En outre, de nouveaux adversaires mettent l’ASD en question : d’abord les psychanalystes, au cours des années 1960, ensuite les féministes dans les années 1970. Alors que Lamaze voyait la douleur de l’accouchement comme le fruit d’un conditionnement social, les psychanalystes l’analysent comme l’oeuvre de l’inconscient, c’est à dire d’un facteur individuel. Ressurgit ici, sous une forme nouvelle, la sempiternelle question des rapports entre individu et société d’une part, entre le physique et le psychique d’autre part. Quant aux féministes, la grande contestation de 1968 les a éclairées sur le caractère « aliénant » de la maternité : elles ne veulent voir dans l’ASD qu’une manière hypocrite de faire accepter aux femmes cette aliénation. La maternité des Lilas, qui supplante celle des Bluets, met à l’honneur la contraception et l’avortement, autant et plus que l’ASD. À la même époque, l’anesthésie péridurale permet de traiter les douleurs de l’accouchement comme un simple phénomène physiologique.

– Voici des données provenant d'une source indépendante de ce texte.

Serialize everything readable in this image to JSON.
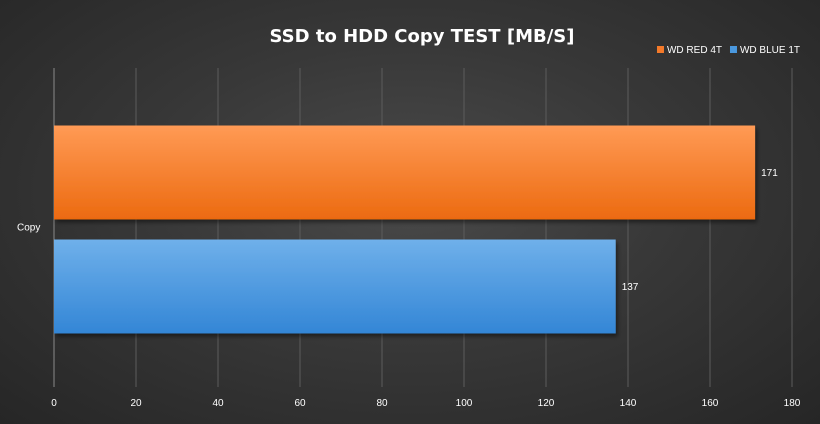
{
  "chart_data": {
    "type": "bar",
    "orientation": "horizontal",
    "title": "SSD to HDD Copy TEST [MB/S]",
    "categories": [
      "Copy"
    ],
    "series": [
      {
        "name": "WD RED 4T",
        "values": [
          171
        ],
        "color": "#f47a2a"
      },
      {
        "name": "WD BLUE 1T",
        "values": [
          137
        ],
        "color": "#4a98de"
      }
    ],
    "xlim": [
      0,
      180
    ],
    "x_ticks": [
      0,
      20,
      40,
      60,
      80,
      100,
      120,
      140,
      160,
      180
    ],
    "grid": true,
    "legend_position": "top-right",
    "data_labels": true
  }
}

Cette solution médicamenteuse gagne bientôt la faveur des services hospitaliers qui manquent de personnel pour accorder aux femmes l’accompagnement patient et prolongé requis par l’ASD. Celui-ci, quand il ne disparaît pas totalement, se réduit progressivement à une « préparation à la naissance » dont la qualité dépend de la conscience et de l’empathie des préparateurs. Toutefois le mouvement écologiste s’y intéresse et peut le remettre à la mode, ici ou là.

Les auteures concluent avec force, à juste titre : « L’ASD fut un élément majeur de la révolution culturelle qui, à partir des années 1950, transforma la vision que les femmes avaient d’elles mêmes, comme le regard de la société sur elles. »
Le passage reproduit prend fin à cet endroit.